Uitspraak ontnemingszaak na in hoger beroep getroffen schikking met OM
/Gerechtshof Amsterdam 21 januari 2019, ECLI:NL:GHAMS:2019:239
De advocaat-generaal heeft ter terechtzitting in hoger beroep gevorderd dat aan de veroordeelde de verplichting wordt opgelegd tot betaling aan de Staat van € 55.000 ter ontneming van het wederrechtelijk verkregen voordeel. Hij heeft daarbij opgemerkt dat tussen de veroordeelde en het openbaar ministerie overeenstemming is bereikt over voornoemd bedrag aan wederrechtelijk verkregen voordeel en de betalingsverplichting, in de vorm van een schikking.
Het hof stelt op grond van de inhoud van het dossier en het verhandelde ter terechtzitting het volgende vast.

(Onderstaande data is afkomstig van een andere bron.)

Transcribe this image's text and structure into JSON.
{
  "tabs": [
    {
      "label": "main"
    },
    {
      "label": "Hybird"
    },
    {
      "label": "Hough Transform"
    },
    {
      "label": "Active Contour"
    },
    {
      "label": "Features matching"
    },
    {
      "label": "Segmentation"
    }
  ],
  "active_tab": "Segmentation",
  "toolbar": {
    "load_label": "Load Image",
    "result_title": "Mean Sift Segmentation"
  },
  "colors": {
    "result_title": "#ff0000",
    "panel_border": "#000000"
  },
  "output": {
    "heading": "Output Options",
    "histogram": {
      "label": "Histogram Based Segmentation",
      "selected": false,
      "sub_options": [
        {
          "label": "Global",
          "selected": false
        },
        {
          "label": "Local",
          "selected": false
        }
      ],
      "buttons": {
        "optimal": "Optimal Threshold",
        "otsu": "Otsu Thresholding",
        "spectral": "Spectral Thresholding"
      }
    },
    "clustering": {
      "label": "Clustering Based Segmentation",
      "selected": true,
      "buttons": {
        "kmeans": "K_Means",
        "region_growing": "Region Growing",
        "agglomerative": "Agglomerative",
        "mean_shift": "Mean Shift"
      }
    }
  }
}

Bij emailbericht van 5 december 2018 heeft de advocaat-generaal medegedeeld dat de verdediging en het openbaar ministerie tot overeenstemming zijn gekomen over de hoogte van het door de veroordeelde terug te betalen wederrechtelijk verkregen voordeel. Het bedrag van € 55.000 was op dat moment reeds overgemaakt door de veroordeelde aan het openbaar ministerie, waarna het beslag op het huis van de veroordeelde is opgeheven. Het openbaar ministerie heeft mede ingestemd met de hoogte van dit bedrag op grond van de beperkte betalingsmogelijkheden van de veroordeelde (mede in verband met zijn gezondheid) en de overschrijding van de redelijke termijn.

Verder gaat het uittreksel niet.